E’ il giallo dell’estate. Un suicidio eccellente su cui la Procura ha già aperto un’inchiesta. Si tratta della morte del gastroenterologo Giuseppe Longo, prosciolto in primo grado dall’accusa di essere stato il mandante dell’omicidio del prof. Matteo Bottari, ucciso con un colpo di lupara il 15 gennaio 1998 e di cui in questi giorni è stata riaperta l’inchiesta.
Il docente universitario si sarebbe iniettato cloruro di potassio, come rivela la vedova Patrizia Zappia che ha annunciato alla Gazzetta del Sud, tramite il suo avvocato di fiducia, la morte del marito, 64 enne.
Un gesto estremo al vaglio della procura che ha già fatto eseguire l’autopsia e che ha aperto un fascicolo contro ignoti con l’ipotesi di reato di “istigazione al suicidio”.
Ad intervenire nella vicenda è stata la stessa moglie del professore, che ha spiegato come sia stata lei a rinvenire il corpo senza vita del marito, notando alcune fiale di cloruro di potassio e delle siringhe sul tavolo accanto al divano, ed una lettera nella quale spiegava il perché della terribile decisione.
“Dopo la morte di mio marito in citta’ – si legge nel documento in possesso della Gazzetta del Sud (fonte edg) – si sono susseguite illazioni di ogni genere che offendono la memoria di un uomo che ha gia’ dovuto subire ingiustizie di ogni genere e che ora merita, quantomeno, di riposare in pace. Sono quindi costretta a dover rendere noto, non ho potuto farlo prima per tutelare i miei figli che meritavano di essere adeguatamente informati in via riservata, che mio marito stanco e prostrato, ha scelto di togliersi la vita lasciando per iscritto un breve ed affettuoso messaggio per i suoi congiunti. La magistratura, da me informata, ha doverosamente aperto un’indagine e ha disposto un esame autoptico che si e’ svolto prima delle sue esequie. Ritengo di non dover aggiungere altro e chiedo rispetto, anzitutto, per il prof. Giuseppe Longo che ha sofferto inenarrabili pene da vivo, poi per i suoi figli ed infine per tutti quelli che gli hanno voluto bene”.
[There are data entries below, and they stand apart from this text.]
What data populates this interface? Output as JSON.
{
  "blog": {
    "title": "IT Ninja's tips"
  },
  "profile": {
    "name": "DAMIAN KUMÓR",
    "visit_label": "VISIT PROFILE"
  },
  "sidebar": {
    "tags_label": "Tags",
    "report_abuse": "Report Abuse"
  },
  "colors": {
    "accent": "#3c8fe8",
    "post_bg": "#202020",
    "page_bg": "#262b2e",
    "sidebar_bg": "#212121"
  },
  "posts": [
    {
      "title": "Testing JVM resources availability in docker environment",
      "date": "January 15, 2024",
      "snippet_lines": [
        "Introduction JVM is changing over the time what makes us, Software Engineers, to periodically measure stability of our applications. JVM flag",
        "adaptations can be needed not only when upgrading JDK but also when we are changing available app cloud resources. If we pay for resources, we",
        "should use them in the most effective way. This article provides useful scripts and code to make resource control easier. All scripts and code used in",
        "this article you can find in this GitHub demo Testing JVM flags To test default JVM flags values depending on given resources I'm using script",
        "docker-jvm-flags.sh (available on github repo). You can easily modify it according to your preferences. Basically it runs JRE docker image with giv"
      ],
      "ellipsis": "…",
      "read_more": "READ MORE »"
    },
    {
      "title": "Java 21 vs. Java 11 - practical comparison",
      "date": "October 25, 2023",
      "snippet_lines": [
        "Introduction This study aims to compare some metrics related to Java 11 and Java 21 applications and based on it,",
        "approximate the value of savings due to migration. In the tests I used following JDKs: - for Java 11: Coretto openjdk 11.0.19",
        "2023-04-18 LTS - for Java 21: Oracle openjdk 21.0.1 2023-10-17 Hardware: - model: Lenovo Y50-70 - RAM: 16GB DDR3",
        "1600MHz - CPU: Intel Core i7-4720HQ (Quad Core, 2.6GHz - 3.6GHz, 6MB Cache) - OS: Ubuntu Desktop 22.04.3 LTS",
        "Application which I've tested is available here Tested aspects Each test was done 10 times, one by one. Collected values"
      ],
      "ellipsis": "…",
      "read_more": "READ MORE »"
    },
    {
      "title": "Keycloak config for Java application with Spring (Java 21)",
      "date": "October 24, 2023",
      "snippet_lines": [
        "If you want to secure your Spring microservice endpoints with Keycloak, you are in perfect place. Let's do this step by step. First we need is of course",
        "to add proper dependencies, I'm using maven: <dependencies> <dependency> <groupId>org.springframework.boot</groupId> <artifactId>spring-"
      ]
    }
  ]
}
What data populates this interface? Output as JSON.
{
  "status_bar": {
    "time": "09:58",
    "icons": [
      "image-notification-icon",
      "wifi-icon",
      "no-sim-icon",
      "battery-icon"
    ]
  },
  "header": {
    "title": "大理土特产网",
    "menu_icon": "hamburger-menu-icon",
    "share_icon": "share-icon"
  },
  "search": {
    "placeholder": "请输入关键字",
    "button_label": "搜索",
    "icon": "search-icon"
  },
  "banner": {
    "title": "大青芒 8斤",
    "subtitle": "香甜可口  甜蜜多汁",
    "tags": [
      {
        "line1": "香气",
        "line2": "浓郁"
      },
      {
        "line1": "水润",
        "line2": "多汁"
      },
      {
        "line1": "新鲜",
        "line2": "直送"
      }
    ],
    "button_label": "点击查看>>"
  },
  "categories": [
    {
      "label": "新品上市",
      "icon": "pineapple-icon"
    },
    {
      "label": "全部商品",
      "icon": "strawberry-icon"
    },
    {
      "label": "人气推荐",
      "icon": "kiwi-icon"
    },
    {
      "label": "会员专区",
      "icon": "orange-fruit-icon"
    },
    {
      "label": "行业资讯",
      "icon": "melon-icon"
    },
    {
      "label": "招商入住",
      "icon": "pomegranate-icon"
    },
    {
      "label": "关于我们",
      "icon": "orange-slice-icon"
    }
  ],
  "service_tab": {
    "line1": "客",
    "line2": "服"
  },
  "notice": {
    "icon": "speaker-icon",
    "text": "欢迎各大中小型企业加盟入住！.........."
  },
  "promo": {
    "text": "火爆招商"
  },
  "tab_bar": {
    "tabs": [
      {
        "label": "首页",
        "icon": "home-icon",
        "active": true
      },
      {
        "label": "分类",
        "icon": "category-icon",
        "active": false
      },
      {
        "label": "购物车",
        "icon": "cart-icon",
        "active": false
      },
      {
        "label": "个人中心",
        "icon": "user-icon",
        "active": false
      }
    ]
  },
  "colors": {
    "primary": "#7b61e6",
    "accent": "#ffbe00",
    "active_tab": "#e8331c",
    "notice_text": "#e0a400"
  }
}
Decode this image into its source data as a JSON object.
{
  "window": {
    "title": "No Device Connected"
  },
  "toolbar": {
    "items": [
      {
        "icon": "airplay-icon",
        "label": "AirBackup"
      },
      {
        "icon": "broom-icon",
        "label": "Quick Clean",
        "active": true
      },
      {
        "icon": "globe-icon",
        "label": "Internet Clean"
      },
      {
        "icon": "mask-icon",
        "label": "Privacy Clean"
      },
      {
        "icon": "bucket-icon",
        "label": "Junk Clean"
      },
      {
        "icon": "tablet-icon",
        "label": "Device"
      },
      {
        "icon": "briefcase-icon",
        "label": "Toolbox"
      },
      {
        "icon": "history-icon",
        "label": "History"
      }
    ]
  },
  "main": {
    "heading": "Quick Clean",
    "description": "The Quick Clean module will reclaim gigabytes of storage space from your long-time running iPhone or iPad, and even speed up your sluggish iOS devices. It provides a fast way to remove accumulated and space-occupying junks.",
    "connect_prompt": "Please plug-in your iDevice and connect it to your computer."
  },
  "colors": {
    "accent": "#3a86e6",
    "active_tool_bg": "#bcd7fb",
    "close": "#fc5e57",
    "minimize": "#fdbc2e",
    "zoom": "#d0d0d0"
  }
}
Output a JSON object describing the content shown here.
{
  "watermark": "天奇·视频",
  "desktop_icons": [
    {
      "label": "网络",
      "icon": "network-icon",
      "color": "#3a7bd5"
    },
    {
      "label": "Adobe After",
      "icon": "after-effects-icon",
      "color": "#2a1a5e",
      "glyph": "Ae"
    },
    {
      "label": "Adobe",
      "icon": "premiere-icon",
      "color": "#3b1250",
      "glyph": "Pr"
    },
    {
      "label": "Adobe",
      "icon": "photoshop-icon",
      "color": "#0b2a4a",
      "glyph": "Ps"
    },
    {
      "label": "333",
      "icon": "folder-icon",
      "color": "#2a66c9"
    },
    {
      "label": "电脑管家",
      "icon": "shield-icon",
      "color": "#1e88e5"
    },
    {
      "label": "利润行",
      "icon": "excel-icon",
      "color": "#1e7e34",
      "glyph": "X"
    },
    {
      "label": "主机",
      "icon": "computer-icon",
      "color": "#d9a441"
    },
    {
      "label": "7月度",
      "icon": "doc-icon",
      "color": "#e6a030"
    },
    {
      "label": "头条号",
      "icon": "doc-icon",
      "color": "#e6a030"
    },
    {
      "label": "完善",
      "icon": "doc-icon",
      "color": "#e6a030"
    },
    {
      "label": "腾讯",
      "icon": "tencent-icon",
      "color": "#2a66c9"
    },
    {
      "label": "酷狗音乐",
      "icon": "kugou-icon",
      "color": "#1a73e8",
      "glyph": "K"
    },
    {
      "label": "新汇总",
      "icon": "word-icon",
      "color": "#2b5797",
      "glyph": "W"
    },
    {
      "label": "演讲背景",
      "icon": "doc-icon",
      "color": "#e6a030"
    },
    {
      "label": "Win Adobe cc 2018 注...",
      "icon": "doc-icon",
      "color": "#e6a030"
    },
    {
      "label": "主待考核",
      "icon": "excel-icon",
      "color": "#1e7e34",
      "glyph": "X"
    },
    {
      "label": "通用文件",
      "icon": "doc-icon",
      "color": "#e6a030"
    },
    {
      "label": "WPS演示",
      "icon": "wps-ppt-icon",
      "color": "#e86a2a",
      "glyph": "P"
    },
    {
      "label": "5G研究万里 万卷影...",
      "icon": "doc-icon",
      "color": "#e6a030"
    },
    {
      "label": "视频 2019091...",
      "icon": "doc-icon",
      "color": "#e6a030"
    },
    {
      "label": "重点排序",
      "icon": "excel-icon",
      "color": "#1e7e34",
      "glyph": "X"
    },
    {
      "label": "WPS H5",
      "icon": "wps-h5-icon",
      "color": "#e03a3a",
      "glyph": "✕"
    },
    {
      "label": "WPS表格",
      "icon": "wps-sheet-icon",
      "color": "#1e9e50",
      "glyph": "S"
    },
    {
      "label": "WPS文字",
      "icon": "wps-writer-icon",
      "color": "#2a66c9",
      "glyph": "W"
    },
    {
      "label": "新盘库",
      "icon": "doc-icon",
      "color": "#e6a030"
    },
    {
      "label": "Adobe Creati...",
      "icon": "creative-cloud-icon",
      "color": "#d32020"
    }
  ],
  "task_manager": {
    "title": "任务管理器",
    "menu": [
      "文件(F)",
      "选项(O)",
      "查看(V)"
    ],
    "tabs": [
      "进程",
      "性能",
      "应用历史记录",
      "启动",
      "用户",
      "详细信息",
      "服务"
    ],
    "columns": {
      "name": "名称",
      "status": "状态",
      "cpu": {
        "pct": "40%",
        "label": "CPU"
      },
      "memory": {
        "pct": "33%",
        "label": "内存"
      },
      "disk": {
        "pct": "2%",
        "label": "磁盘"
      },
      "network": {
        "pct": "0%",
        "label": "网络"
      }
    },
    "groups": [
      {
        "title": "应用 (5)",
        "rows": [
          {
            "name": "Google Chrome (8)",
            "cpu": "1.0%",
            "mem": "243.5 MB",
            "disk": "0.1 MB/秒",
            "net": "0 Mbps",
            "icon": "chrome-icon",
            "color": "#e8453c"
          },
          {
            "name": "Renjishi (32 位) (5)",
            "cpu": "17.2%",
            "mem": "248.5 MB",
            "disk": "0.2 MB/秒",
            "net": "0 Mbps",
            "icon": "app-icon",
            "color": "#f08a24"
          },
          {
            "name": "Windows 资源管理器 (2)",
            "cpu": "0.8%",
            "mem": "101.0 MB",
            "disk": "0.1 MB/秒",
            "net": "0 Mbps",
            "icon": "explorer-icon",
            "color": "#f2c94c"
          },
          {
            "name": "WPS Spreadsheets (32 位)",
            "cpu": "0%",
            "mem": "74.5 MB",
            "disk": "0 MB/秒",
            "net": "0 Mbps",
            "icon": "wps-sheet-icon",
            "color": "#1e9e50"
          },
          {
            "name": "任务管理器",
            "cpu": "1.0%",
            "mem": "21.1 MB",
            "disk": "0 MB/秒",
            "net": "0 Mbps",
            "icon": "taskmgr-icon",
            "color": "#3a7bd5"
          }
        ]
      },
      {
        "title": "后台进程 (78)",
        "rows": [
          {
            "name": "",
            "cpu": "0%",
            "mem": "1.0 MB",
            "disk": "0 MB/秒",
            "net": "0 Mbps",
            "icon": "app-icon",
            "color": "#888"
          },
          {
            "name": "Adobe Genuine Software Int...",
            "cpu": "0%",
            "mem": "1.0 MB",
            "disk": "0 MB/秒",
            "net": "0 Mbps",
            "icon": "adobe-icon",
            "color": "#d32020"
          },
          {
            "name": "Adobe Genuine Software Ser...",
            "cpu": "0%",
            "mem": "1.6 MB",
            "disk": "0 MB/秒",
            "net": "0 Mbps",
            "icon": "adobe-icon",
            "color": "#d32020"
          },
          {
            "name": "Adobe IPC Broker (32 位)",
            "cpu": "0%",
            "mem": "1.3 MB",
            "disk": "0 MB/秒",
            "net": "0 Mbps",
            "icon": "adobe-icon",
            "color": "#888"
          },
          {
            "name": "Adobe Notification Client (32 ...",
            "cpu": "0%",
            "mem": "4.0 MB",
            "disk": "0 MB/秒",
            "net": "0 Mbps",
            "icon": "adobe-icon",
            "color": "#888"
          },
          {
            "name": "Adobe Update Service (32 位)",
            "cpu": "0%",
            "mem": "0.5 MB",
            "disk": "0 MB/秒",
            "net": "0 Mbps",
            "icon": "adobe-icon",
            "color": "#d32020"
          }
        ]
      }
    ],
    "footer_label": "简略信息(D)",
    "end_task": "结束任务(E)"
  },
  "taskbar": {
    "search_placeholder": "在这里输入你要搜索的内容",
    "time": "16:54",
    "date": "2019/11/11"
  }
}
Il professore Longo è stato sempre un personaggio discusso. Il suo nome, infatti, venne fuori anche nell’inchiesta Panta Rei, dove fu imputato e totalmente assolto dall’accusa di associazione mafiosa e traffico di droga, nel processo sulle presunte infiltrazioni della ‘ndragheta all’Ateneo peloritano. Accuse sempre respinte dal gastroenterologo, che venne allora indicato come referente locale del capoclan di Africo, Giuseppe Morabito, detto “u Tiradrittu”.
Nel febbraio 1991 il professore fu anche sequestrato dalla ‘ndrangheta sull’Aspromonte, riuscendo a liberarsi da solo e a fuggire. La sua morte, dai familiari spiegata come il risultato finale di una estrema stanchezza per una vita tormentata da velenose accuse, è destinata a far parlare ancora di lui.